Nous savons d’expérience que l’enfant, au début de la vie, réagit au monde extérieur d’une manière purement instinctuelle. Ce n’est que peu à peu qu’il surmonte une partie de ses tendances égoïstes et de son narcissisme et progresse vers l’amour objectal. On le sait, l’atteinte de ce but de l’évolution coïncide avec un second processus important : l’accès au plus haut degré d’organisation libidinale, que nous désignons par le terme de stade génital. En soulignant que l’origine des traits de caractère remonte à certaines sources pulsionnelles, nous supposons, par le fait même, que la formation du caractère ne sera achevée qu’une fois la libido parvenue au stade ultime de son organisation et à la constitution de l’amour objectal. Et il est certain que tous les faits confirment la théorie de Freud, aux termes de laquelle le comportement sexuel de l’individu servirait de prototype à l’ensemble de ses comportements psychiques.

Nous avons déjà montré en détail dans le premier des trois articles présentés qu’une adaptation parfaite de l’individu aux intérêts de la collectivité n’est possible qu’une fois atteinte l’étape génitale de l’évolution libidinale. Mais nous n’avons pas encore étudié pour lui-même le processus qui comprend le passage du second stade au stade définitif de la formation du caractère.

La contribution de cette troisième étape à la formation du caractère consiste naturellement surtout en un dépassement des vestiges des stades antérieurs du développement, dans la mesure où ils nuisent aux comportements sociaux. Pour en donner un exemple, une conduite sociale de tolérance, faisant droit aux intérêts d’autrui, ne conquerra sa place qu’une fois dominées les pulsions destructrices, hostiles à l’objet, d’origine sadique, ou les mouvements d’avarice et de jalousie de provenance anale. Nous allons nous consacrer à la modification qui y préside.

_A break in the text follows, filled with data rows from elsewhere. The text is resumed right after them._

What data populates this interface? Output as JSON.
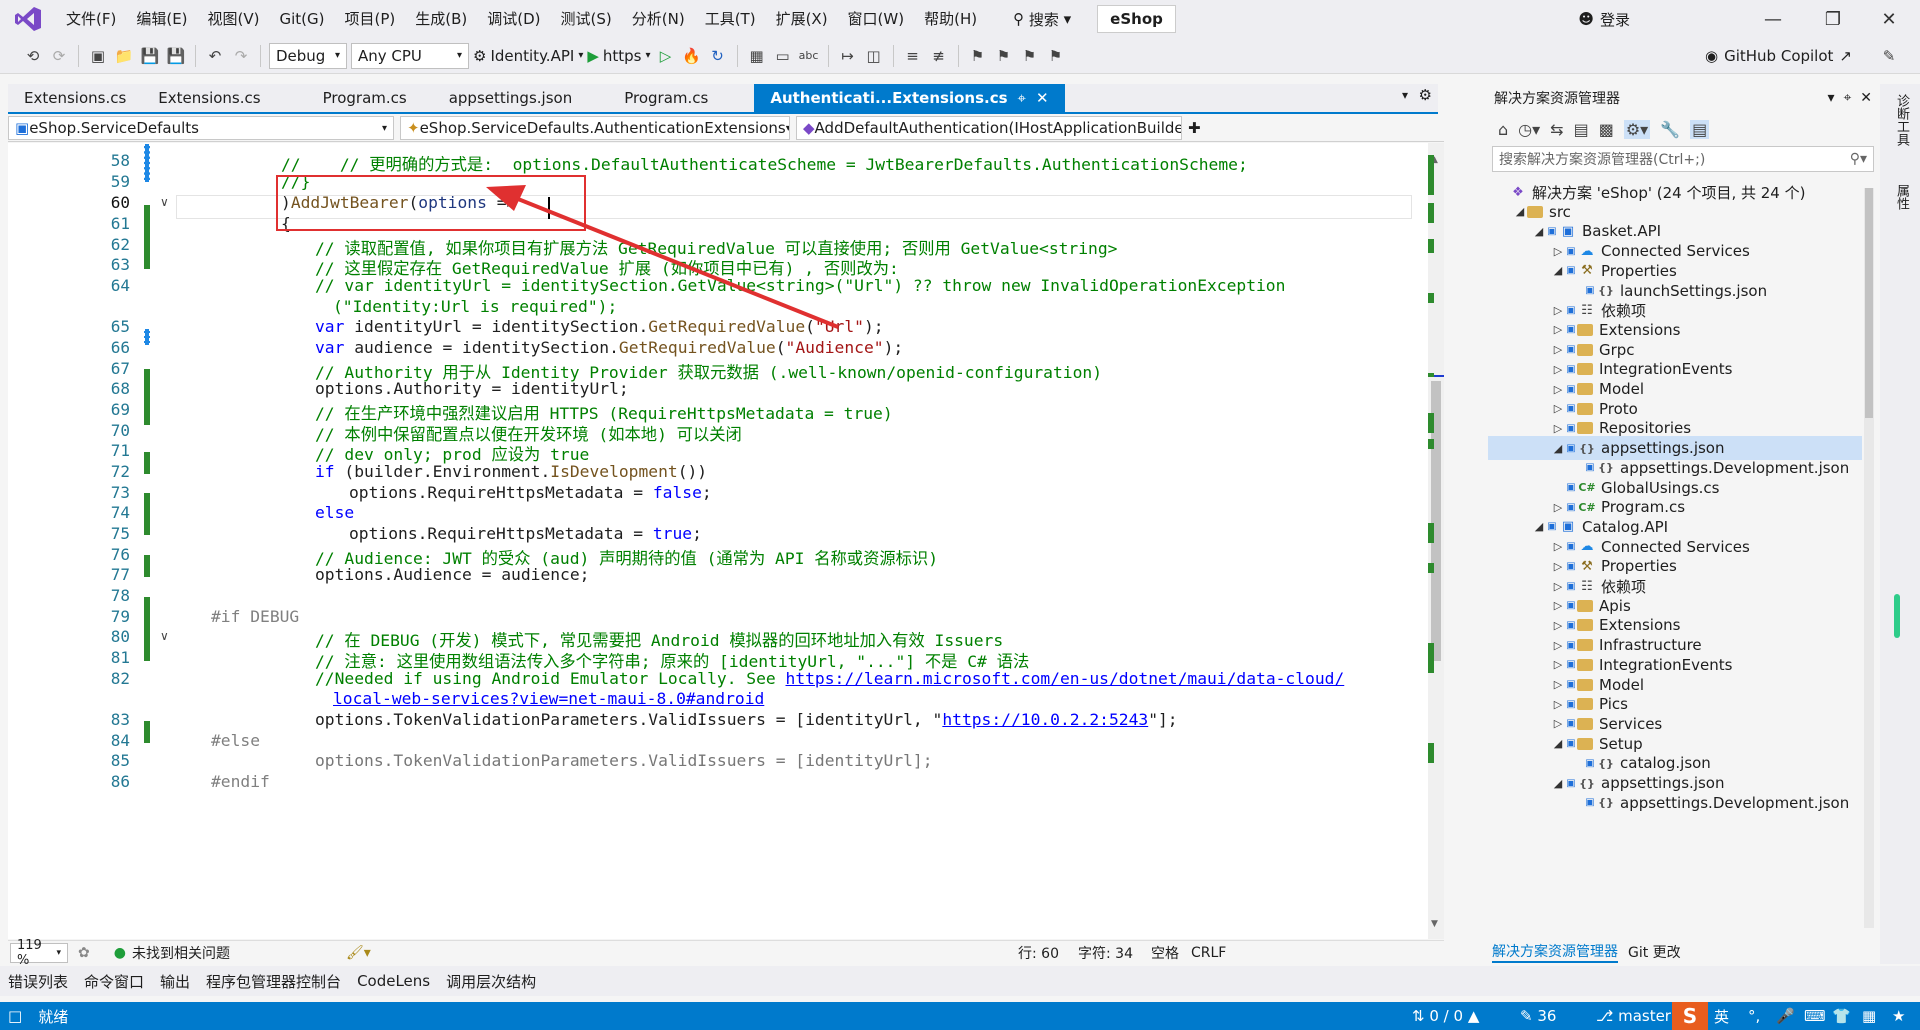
{
  "menu": {
    "items": [
      "文件(F)",
      "编辑(E)",
      "视图(V)",
      "Git(G)",
      "项目(P)",
      "生成(B)",
      "调试(D)",
      "测试(S)",
      "分析(N)",
      "工具(T)",
      "扩展(X)",
      "窗口(W)",
      "帮助(H)"
    ],
    "search": "搜索",
    "solution": "eShop",
    "login": "登录"
  },
  "toolbar": {
    "config": "Debug",
    "platform": "Any CPU",
    "startup": "Identity.API",
    "profile": "https",
    "copilot": "GitHub Copilot"
  },
  "tabs": [
    {
      "label": "Extensions.cs"
    },
    {
      "label": "Extensions.cs"
    },
    {
      "label": "Program.cs"
    },
    {
      "label": "appsettings.json"
    },
    {
      "label": "Program.cs"
    },
    {
      "label": "Authenticati...Extensions.cs"
    }
  ],
  "nav": {
    "project": "eShop.ServiceDefaults",
    "type": "eShop.ServiceDefaults.AuthenticationExtensions",
    "member": "AddDefaultAuthentication(IHostApplicationBuilder builder)"
  },
  "line_numbers": [
    "58",
    "59",
    "60",
    "61",
    "62",
    "63",
    "64",
    "",
    "65",
    "66",
    "67",
    "68",
    "69",
    "70",
    "71",
    "72",
    "73",
    "74",
    "75",
    "76",
    "77",
    "78",
    "79",
    "80",
    "81",
    "82",
    "",
    "83",
    "84",
    "85",
    "86"
  ],
  "code": {
    "l58": "//    // 更明确的方式是:  options.DefaultAuthenticateScheme = JwtBearerDefaults.AuthenticationScheme;",
    "l59": "//}",
    "l60a": ")",
    ".": ".",
    "l60m": "AddJwtBearer",
    "l60b": "(",
    "l60c": "options",
    "l60d": " =>",
    "l61": "{",
    "l62": "// 读取配置值, 如果你项目有扩展方法 GetRequiredValue 可以直接使用; 否则用 GetValue<string>",
    "l63": "// 这里假定存在 GetRequiredValue 扩展 (如你项目中已有) , 否则改为:",
    "l64a": "// var identityUrl = identitySection.GetValue<string>(\"Url\") ?? throw new InvalidOperationException",
    "l64b": "(\"Identity:Url is required\");",
    "l65k": "var",
    "l65v": " identityUrl = identitySection.",
    "l65m": "GetRequiredValue",
    "l65s": "\"Url\"",
    "l65e": ");",
    "l66k": "var",
    "l66v": " audience = identitySection.",
    "l66m": "GetRequiredValue",
    "l66s": "\"Audience\"",
    "l66e": ");",
    "l67": "// Authority 用于从 Identity Provider 获取元数据 (.well-known/openid-configuration)",
    "l68": "options.Authority = identityUrl;",
    "l69": "// 在生产环境中强烈建议启用 HTTPS (RequireHttpsMetadata = true)",
    "l70": "// 本例中保留配置点以便在开发环境 (如本地) 可以关闭",
    "l71": "// dev only; prod 应设为 true",
    "l72k": "if",
    "l72a": " (builder.Environment.",
    "l72m": "IsDevelopment",
    "l72b": "())",
    "l73a": "options.RequireHttpsMetadata = ",
    "l73k": "false",
    "l73b": ";",
    "l74": "else",
    "l75a": "options.RequireHttpsMetadata = ",
    "l75k": "true",
    "l75b": ";",
    "l76": "// Audience: JWT 的受众 (aud) 声明期待的值 (通常为 API 名称或资源标识)",
    "l77": "options.Audience = audience;",
    "l79": "#if DEBUG",
    "l80": "// 在 DEBUG (开发) 模式下, 常见需要把 Android 模拟器的回环地址加入有效 Issuers",
    "l81": "// 注意: 这里使用数组语法传入多个字符串; 原来的 [identityUrl, \"...\"] 不是 C# 语法",
    "l82a": "//Needed if using Android Emulator Locally. See ",
    "l82l": "https://learn.microsoft.com/en-us/dotnet/maui/data-cloud/",
    "l82b": "local-web-services?view=net-maui-8.0#android",
    "l83a": "options.TokenValidationParameters.ValidIssuers = [identityUrl, \"",
    "l83l": "https://10.0.2.2:5243",
    "l83b": "\"];",
    "l84": "#else",
    "l85": "options.TokenValidationParameters.ValidIssuers = [identityUrl];",
    "l86": "#endif"
  },
  "editor_status": {
    "zoom": "119 %",
    "issues": "未找到相关问题",
    "line": "行: 60",
    "char": "字符: 34",
    "spaces": "空格",
    "eol": "CRLF"
  },
  "bottom_tabs": [
    "错误列表",
    "命令窗口",
    "输出",
    "程序包管理器控制台",
    "CodeLens",
    "调用层次结构"
  ],
  "status": {
    "ready": "就绪",
    "sync": "0 / 0",
    "edits": "36",
    "branch": "master",
    "ime": "英"
  },
  "solution_explorer": {
    "title": "解决方案资源管理器",
    "search": "搜索解决方案资源管理器(Ctrl+;)",
    "tabs": [
      "解决方案资源管理器",
      "Git 更改"
    ],
    "nodes": [
      {
        "label": "解决方案 'eShop' (24 个项目, 共 24 个)"
      },
      {
        "label": "src"
      },
      {
        "label": "Basket.API"
      },
      {
        "label": "Connected Services"
      },
      {
        "label": "Properties"
      },
      {
        "label": "launchSettings.json"
      },
      {
        "label": "依赖项"
      },
      {
        "label": "Extensions"
      },
      {
        "label": "Grpc"
      },
      {
        "label": "IntegrationEvents"
      },
      {
        "label": "Model"
      },
      {
        "label": "Proto"
      },
      {
        "label": "Repositories"
      },
      {
        "label": "appsettings.json"
      },
      {
        "label": "appsettings.Development.json"
      },
      {
        "label": "GlobalUsings.cs"
      },
      {
        "label": "Program.cs"
      },
      {
        "label": "Catalog.API"
      },
      {
        "label": "Connected Services"
      },
      {
        "label": "Properties"
      },
      {
        "label": "依赖项"
      },
      {
        "label": "Apis"
      },
      {
        "label": "Extensions"
      },
      {
        "label": "Infrastructure"
      },
      {
        "label": "IntegrationEvents"
      },
      {
        "label": "Model"
      },
      {
        "label": "Pics"
      },
      {
        "label": "Services"
      },
      {
        "label": "Setup"
      },
      {
        "label": "catalog.json"
      },
      {
        "label": "appsettings.json"
      },
      {
        "label": "appsettings.Development.json"
      }
    ]
  },
  "right_rail": [
    "诊断工具",
    "属性"
  ],
  "colors": {
    "accent": "#007acc",
    "annotation": "#e03030",
    "change_green": "#2e8b2e"
  }
}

Une abondance inépuisable d’observations attire notre attention sur les faits psychiques que nous avons coutume de désigner sous le terme de complexe d’Œdipe. Pour n’envisager que le comportement du garçon, son désir érotique pour sa mère et ses souhaits d’éviction de son père se rattachent aux sources affectives les plus puissantes de son enfance. La représentation de la castration est étroitement liée à ces manifestations chez le garçon. La maîtrise des pulsions correspondantes est d’une importance décisive pour l’élaboration du caractère. Je m’en tiendrai à une description succincte, en renvoyant aux exposés présentés par Alexander (Internationale Zeitschrift für Psychoanalyse, 1922) sur les rapports entre le complexe de castration et le caractère. De façon générale, on peut dire que la maîtrise du complexe d’Œdipe sous tous ses aspects constitue le pas décisif vers le dépassement du narcissisme originel et des tendances objectales hostiles de l’enfance ; mais en même temps elle rompt avec la dominance du principe de plaisir dans la vie de l’individu.

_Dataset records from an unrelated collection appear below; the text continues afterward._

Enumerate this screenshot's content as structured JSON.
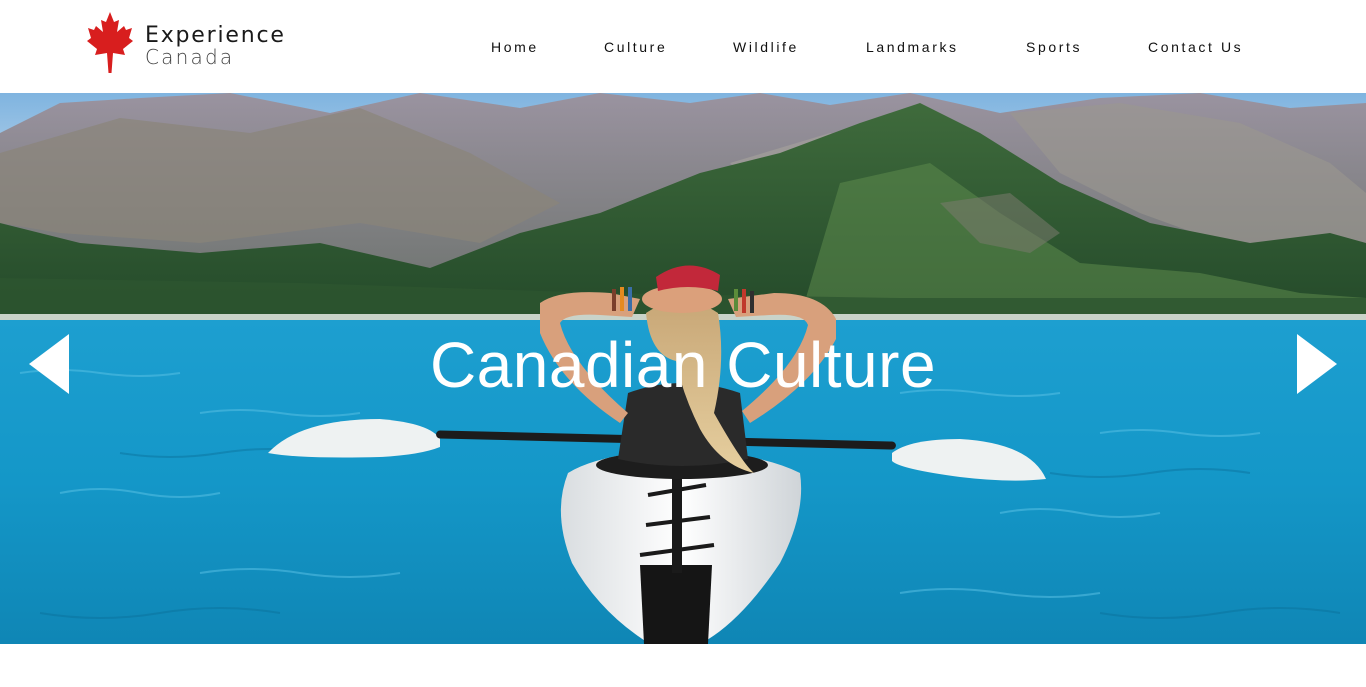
{
  "brand": {
    "line1": "Experience",
    "line2": "Canada",
    "leaf_color": "#d81e1e"
  },
  "nav": {
    "items": [
      "Home",
      "Culture",
      "Wildlife",
      "Landmarks",
      "Sports",
      "Contact Us"
    ]
  },
  "hero": {
    "title": "Canadian Culture",
    "prev_icon": "triangle-left-icon",
    "next_icon": "triangle-right-icon"
  },
  "colors": {
    "water": "#1aa3d4",
    "text": "#111111"
  }
}
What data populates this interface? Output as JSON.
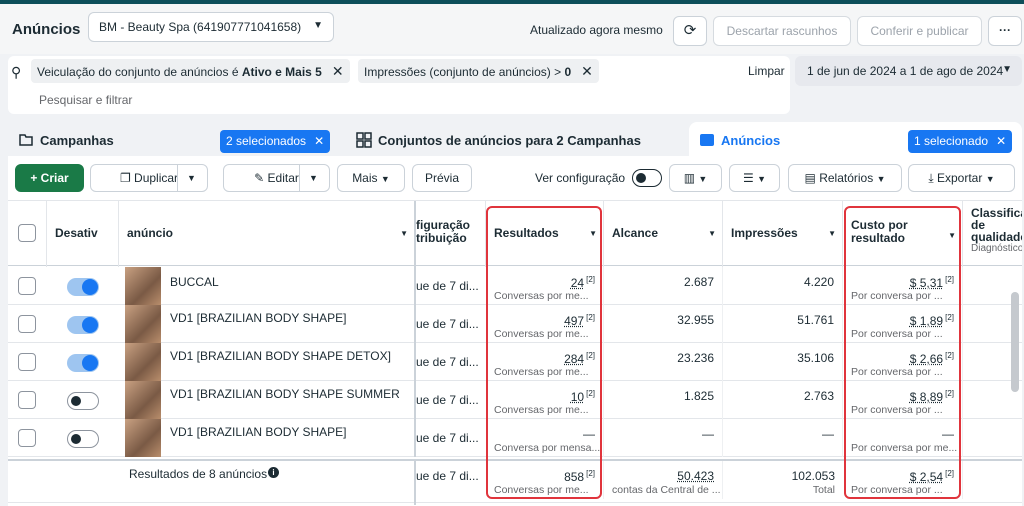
{
  "header": {
    "title": "Anúncios",
    "account": "BM - Beauty Spa (641907771041658)",
    "updated": "Atualizado agora mesmo",
    "discard": "Descartar rascunhos",
    "review": "Conferir e publicar",
    "more": "···"
  },
  "filters": {
    "chip1_text": "Veiculação do conjunto de anúncios é ",
    "chip1_bold": "Ativo e Mais 5",
    "chip2_text": "Impressões (conjunto de anúncios) > ",
    "chip2_bold": "0",
    "clear": "Limpar",
    "placeholder": "Pesquisar e filtrar",
    "date_range": "1 de jun de 2024 a 1 de ago de 2024"
  },
  "tabs": {
    "campaigns": "Campanhas",
    "campaigns_badge": "2 selecionados",
    "adsets": "Conjuntos de anúncios para 2 Campanhas",
    "ads": "Anúncios",
    "ads_badge": "1 selecionado"
  },
  "toolbar": {
    "create": "Criar",
    "duplicate": "Duplicar",
    "edit": "Editar",
    "more": "Mais",
    "preview": "Prévia",
    "view_setup": "Ver configuração",
    "reports": "Relatórios",
    "export": "Exportar"
  },
  "columns": {
    "off": "Desativ",
    "ad": "anúncio",
    "attribution": "figuração tribuição",
    "results": "Resultados",
    "reach": "Alcance",
    "impressions": "Impressões",
    "cost": "Custo por resultado",
    "quality": "Classifica de qualidade",
    "quality_sub": "Diagnóstico"
  },
  "rows": [
    {
      "on": true,
      "name": "BUCCAL",
      "attr": "ue de 7 di...",
      "results": "24",
      "results_sub": "Conversas por me...",
      "reach": "2.687",
      "impressions": "4.220",
      "cost": "$ 5,31",
      "cost_sub": "Por conversa por ..."
    },
    {
      "on": true,
      "name": "VD1 [BRAZILIAN BODY SHAPE]",
      "attr": "ue de 7 di...",
      "results": "497",
      "results_sub": "Conversas por me...",
      "reach": "32.955",
      "impressions": "51.761",
      "cost": "$ 1,89",
      "cost_sub": "Por conversa por ..."
    },
    {
      "on": true,
      "name": "VD1 [BRAZILIAN BODY SHAPE DETOX]",
      "attr": "ue de 7 di...",
      "results": "284",
      "results_sub": "Conversas por me...",
      "reach": "23.236",
      "impressions": "35.106",
      "cost": "$ 2,66",
      "cost_sub": "Por conversa por ..."
    },
    {
      "on": false,
      "name": "VD1 [BRAZILIAN BODY SHAPE SUMMER",
      "attr": "ue de 7 di...",
      "results": "10",
      "results_sub": "Conversas por me...",
      "reach": "1.825",
      "impressions": "2.763",
      "cost": "$ 8,89",
      "cost_sub": "Por conversa por ..."
    },
    {
      "on": false,
      "name": "VD1 [BRAZILIAN BODY SHAPE]",
      "attr": "ue de 7 di...",
      "results": "—",
      "results_sub": "Conversa por mensa...",
      "reach": "—",
      "impressions": "—",
      "cost": "—",
      "cost_sub": "Por conversa por me..."
    }
  ],
  "total": {
    "label": "Resultados de 8 anúncios",
    "attr": "ue de 7 di...",
    "results": "858",
    "results_sub": "Conversas por me...",
    "reach": "50.423",
    "reach_sub": "contas da Central de ...",
    "impressions": "102.053",
    "impressions_sub": "Total",
    "cost": "$ 2,54",
    "cost_sub": "Por conversa por ..."
  },
  "footnote": "[2]",
  "colors": {
    "accent": "#1877f2",
    "create": "#1a7a47",
    "highlight": "#e0343c"
  }
}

Nous approfondirons quelque peu l’étude d’un aspect de cette modification, car on n’a pratiquement pas tenu compte jusqu’ici de son rôle dans la formation du caractère.

L’attitude du garçon à l’égard de la féminité corporelle, essentiellement de celle de sa mère, va grandement se modifier. D’abord sujet de curiosité mêlée d’angoisse, donc d’ambivalence affective, l’objet d’amour sera progressivement investi de libido dans sa totalité qui inclut ce qui suscitait autrefois des mouvements contradictoires. Si cette transformation réussit, on voit s’élaborer dans la relation de l’enfant à l’objet d’amour, outre le désir érotique immédiat, des expressions libidinales « inhibées quant au but » : tendresse, attachement, etc. ; elles acquièrent même, pour la durée de la période de latence, une importance supérieure à celle des émotions « sensuelles » ; lorsque ces sentiments se sont créés vis-à-vis de la mère, en cas de développement normal, ils se reporteront sur le père. Peu à peu ils s’écouleront sous les espèces de l’amitié et de la sympathie, vers un cercle plus étendu, pour atteindre enfin la collectivité. Nous discernons là un fondement capital de la formation définitive du caractère. Cette transformation coïncide avec le dépassement de l’étape de développement libidinal décrite par Freud sous le nom de « phallique ». Elle signe l’accession à un stade des relations objectales où l’organe génital de l’autre sexe n’est plus l’objet d’ambivalence affective, mais est déjà reconnu comme élément d’une personne aimée dans sa totalité.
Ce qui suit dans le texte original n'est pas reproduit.